Most efficient way to generate summary traffic report

Karl Tatgenhorst karlt at uchicago.edu
Fri Apr 13 11:17:42 EDT 2007


   I do similar things and it can be done in one pass. You can do it in RAM or
if it is large enough you might database it first and then do analysis against the db.

Here is a non databased walkthrough:

First set a couple of variables:


$office1 = "192.168.1."
%ofc1 = ()
$office2 = "192.168.2."
%ofc2 = ()
$datacenter1 = "172.16.10."
%dc1 = ()
$datacenter2 = "172.16.20."
%dc2 = ()

my @arg_line = ()

while (<>) {
  @arg_line = split(~/\|/,$_)
  # This arrays structure will be dependant on how you set up your argus query
  # determine which (src or dst) is your local
  # determine what the other is sourced or destined to
  # for purpose of example we will say that office1 is local and this is destined to datacenter1
  # in reality you would have a switch statement with regexs to determine which it is
  $dc1{ $srcaddr.$dstaddr } = @arg_line
  # this is a hash of arrays the array contains all the argus fields
}

# if you do keys on each of these arrays each number will be the number of flows for that bucket
# add those numbers for total  and do the stats on that. Also you can unwind the hashes and pull
# pkt counts and byte counts and do that math as well


Sorry this is only skeleton code, but you should be able to make it work.


Oops, BTW I did the split based on a pipe as the delimiter. Pipe | is my favorite delim as it rarely
shows up in the packet captures.
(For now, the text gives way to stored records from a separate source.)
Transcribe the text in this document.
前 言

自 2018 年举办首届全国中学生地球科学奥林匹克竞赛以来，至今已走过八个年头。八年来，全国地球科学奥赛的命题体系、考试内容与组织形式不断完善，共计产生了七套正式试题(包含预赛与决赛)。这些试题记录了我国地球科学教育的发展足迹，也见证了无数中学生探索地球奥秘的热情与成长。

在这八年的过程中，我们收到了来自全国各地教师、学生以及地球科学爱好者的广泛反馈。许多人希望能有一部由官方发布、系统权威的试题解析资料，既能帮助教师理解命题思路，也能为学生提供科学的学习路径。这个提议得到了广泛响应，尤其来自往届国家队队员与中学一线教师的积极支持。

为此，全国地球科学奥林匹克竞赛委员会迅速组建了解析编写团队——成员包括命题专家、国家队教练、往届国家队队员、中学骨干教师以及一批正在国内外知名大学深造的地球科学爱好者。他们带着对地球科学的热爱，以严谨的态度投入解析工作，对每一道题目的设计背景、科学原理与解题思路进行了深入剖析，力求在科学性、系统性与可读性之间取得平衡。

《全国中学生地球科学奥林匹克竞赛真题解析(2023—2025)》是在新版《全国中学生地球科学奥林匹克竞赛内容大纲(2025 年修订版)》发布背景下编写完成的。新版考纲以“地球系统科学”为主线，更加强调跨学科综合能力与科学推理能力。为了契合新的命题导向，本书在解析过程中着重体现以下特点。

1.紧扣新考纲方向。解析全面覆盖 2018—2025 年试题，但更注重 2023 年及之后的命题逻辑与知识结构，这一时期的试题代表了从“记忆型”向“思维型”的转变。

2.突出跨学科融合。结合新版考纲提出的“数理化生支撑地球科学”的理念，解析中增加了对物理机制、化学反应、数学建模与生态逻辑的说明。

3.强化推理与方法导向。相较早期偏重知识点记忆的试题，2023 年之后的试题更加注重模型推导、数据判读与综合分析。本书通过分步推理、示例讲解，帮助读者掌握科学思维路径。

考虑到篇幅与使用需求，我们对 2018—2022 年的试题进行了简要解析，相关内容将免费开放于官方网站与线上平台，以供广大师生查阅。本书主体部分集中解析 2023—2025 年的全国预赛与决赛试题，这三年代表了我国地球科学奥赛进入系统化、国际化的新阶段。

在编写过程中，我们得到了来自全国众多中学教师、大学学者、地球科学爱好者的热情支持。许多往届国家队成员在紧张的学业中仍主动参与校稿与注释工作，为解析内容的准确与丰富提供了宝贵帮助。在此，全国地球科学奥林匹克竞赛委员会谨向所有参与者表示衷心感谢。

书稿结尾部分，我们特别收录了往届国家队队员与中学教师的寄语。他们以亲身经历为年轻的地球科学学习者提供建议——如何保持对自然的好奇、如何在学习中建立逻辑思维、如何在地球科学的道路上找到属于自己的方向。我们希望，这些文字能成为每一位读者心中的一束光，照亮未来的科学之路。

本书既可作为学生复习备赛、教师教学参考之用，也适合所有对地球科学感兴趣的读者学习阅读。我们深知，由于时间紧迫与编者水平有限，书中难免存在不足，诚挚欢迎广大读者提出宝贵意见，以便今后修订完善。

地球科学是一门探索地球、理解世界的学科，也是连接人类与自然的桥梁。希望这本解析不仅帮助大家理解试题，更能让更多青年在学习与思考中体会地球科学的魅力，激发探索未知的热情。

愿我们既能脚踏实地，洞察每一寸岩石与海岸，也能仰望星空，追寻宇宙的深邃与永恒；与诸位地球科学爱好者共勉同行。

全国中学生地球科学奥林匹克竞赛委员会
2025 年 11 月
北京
You can set that by adding -c"|" to your argus (ra) command.


Karl


On Thu, Apr 12, 2007 at 01:03:28PM -0700 toddmichael said:
> Just started working with Argus after reading about it in Richard Bejtlich's
> Tao of NSM book.  He's right - this tool is fantastic!  To get me started I
> am running argus on a span port to gather everything I need.  At this point,
> my plan is to let it run for about a week for the purpose of gathering some
> statistics regarding Internet usage.  I have an Internet pipe that is used
> for standard Internet usage and also for inter-office vpn connectivity.  I'm
> trying to generate a report which shows the percentage of our Internet
> traffic which is to/from:
> 
> office1
> office2
> datacenter1
> datacenter2
> all other
> 
> so I can report to management on how much is inter-office VPN vs all-other.
> I know I can do this using racount with perl or shell, but it requires many
> passes over the same file ( i.e. using filter of -t -24h net 192.168.x.x to
> find out traffic to/from 192.168.x.x in the past 24 hours) which is quite
> large and thus would be pretty inefficient.  Before going this route I'm
> wondering if there's a way to gather this info in a more efficient way
> (using 1 or 2 passes rather than 5+) using either racount or the numerous
> other utilities.  I appreciate your guidance.